Tu l’appelais ta bibliothèque. Un simple cube blanc, cinq planches de contreplaqué laminé, mais tu tenais à ce mot. Tu avais eu tant de mal à arriver à le prononcer correctement. Bi-bli-o-thè-que. Tu y avais rangé tes livres, tous ceux que nous t’avions lus depuis ta naissance. Les carrés en cartons qu’il fallait toucher. Les plus épais en caoutchouc qui faisaient de la musique et des bruits. Ceux qui ont été mâchouillés et cornés, tes préférés. Avec les années, les livres avaient grandi avec toi. Plus de pages, plus de textes, plus de centimètre carré. Ils troquaient les couleurs vives pour des couleurs pastel. Alors, tu avais tes préférences. Tes obsessions. Nous passions six mois à te répéter la même histoire, soir après soir, mot pour mot. Si nous changions une seule phrase, tu nous faisais les gros yeux et il fallait tout recommencer à zéro. Je voyais tes lèvres remuer pendant les histoires ; tu les connaissais par cœur. Tu aurais pu les réciter, mais il fallait que ce soit nous. C’était le rituel. Au fur et à mesure, nous introduisions des bruitages et autres interventions. En un rien de temps, cela devenait des traditions, immuables. Pour chaque histoire, ton père et moi avions chacun notre façon de la raconter, sans avoir droit à un pas de côté.

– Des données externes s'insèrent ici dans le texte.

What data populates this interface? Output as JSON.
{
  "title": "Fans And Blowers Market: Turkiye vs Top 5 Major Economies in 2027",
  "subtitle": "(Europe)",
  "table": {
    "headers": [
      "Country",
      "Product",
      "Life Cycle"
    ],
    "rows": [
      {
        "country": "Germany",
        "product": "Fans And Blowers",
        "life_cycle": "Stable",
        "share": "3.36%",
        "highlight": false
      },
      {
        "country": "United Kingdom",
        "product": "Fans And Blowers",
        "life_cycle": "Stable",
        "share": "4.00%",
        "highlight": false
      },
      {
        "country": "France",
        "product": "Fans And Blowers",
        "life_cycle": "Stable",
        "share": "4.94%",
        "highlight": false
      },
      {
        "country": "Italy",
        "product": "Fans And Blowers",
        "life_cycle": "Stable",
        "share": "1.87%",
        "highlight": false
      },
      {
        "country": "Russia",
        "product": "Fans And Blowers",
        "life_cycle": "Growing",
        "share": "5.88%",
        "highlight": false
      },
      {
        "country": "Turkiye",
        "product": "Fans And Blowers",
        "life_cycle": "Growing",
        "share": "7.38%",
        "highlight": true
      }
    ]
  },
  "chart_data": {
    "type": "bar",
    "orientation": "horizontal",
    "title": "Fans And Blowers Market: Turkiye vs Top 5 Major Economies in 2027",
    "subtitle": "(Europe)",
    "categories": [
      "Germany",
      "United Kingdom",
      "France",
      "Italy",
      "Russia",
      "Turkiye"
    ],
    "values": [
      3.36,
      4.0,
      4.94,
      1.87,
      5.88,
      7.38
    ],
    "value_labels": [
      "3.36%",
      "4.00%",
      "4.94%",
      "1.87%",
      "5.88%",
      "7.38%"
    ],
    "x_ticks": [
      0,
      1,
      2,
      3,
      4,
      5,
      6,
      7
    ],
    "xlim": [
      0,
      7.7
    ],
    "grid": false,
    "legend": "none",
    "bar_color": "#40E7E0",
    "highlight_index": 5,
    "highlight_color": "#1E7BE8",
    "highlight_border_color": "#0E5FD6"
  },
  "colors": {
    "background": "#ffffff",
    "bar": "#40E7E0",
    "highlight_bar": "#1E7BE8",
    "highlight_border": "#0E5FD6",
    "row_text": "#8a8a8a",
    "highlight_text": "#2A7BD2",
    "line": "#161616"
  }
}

D’une main, tu suçais ton pouce. De l’autre, tu tenais Pinpin. Ton doudou allait toujours se cacher quand apparaissait le loup. Plus personne ne lui raconte d’histoire aujourd’hui. Peut-être va-t-il farfouiller dans ta bibliothèque parfois ?

Un jour, nous t’avions emmenée à un salon du livre pour que tu rencontres l’autrice de ton livre préféré. Il y avait trop de monde, trop de bruit. Tout était trop grand. Effrayée, tu t’étais agrippée à ma jambe pendant tout le temps de la file d’attente, ton doudou contre ta poitrine comme ultime protection. Quand enfin nous avions été devant la dessinatrice, j’avais su que tu ne comprenais pas qui elle était. Tu étais trop jeune. La femme t’avait dessiné avec Pinpin, une illustration magnifique à l’aquarelle, si simple, mais si vraie, plus parlante qu’une photographie. Je sais que ce dessin est tapi là, derrière la couverture du livre, dans ta bibliothèque. Je ne pourrais jamais m’en séparer, mais pourrais-je seulement un jour trouver la force de lire sa dédicace sans m’effondrer ?

« Pour Noa et Pinpin. »

Mais de vous deux, seul Pinpin est encore là pour la voir.

Alexis a essayé de me parler de l’avenir de tes livres. Il a proposé de les vendre, de les donner, de les mettre dans la bibliothèque du salon, de les descendre à la cave… Et pourquoi pas les brûler tant qu’on y est ? Ce meuble est une partie de toi, de ta personnalité. Si souvent tu enlevais tous les ouvrages, les étalant partout dans ta chambre pour les classer. Tu tenais cela de ton père. Tu changeais constamment l’ordre : par taille, par couleur, par thématique – d’un côté les humains, de l’autres les animaux. Chaque nouveau classement était un instantané de toi. Comment y toucher désormais ? Ce serait détruire un autre pan de toi. Alexis dit que je bâtis un mausolée. Il ne comprend rien. Tant que ta chambre ne bouge pas, que tout reste à sa place, je peux imaginer que, peut-être, tu n’es pas vraiment partie. Que, peut-être, un jour, tu reviendras dans ma vie.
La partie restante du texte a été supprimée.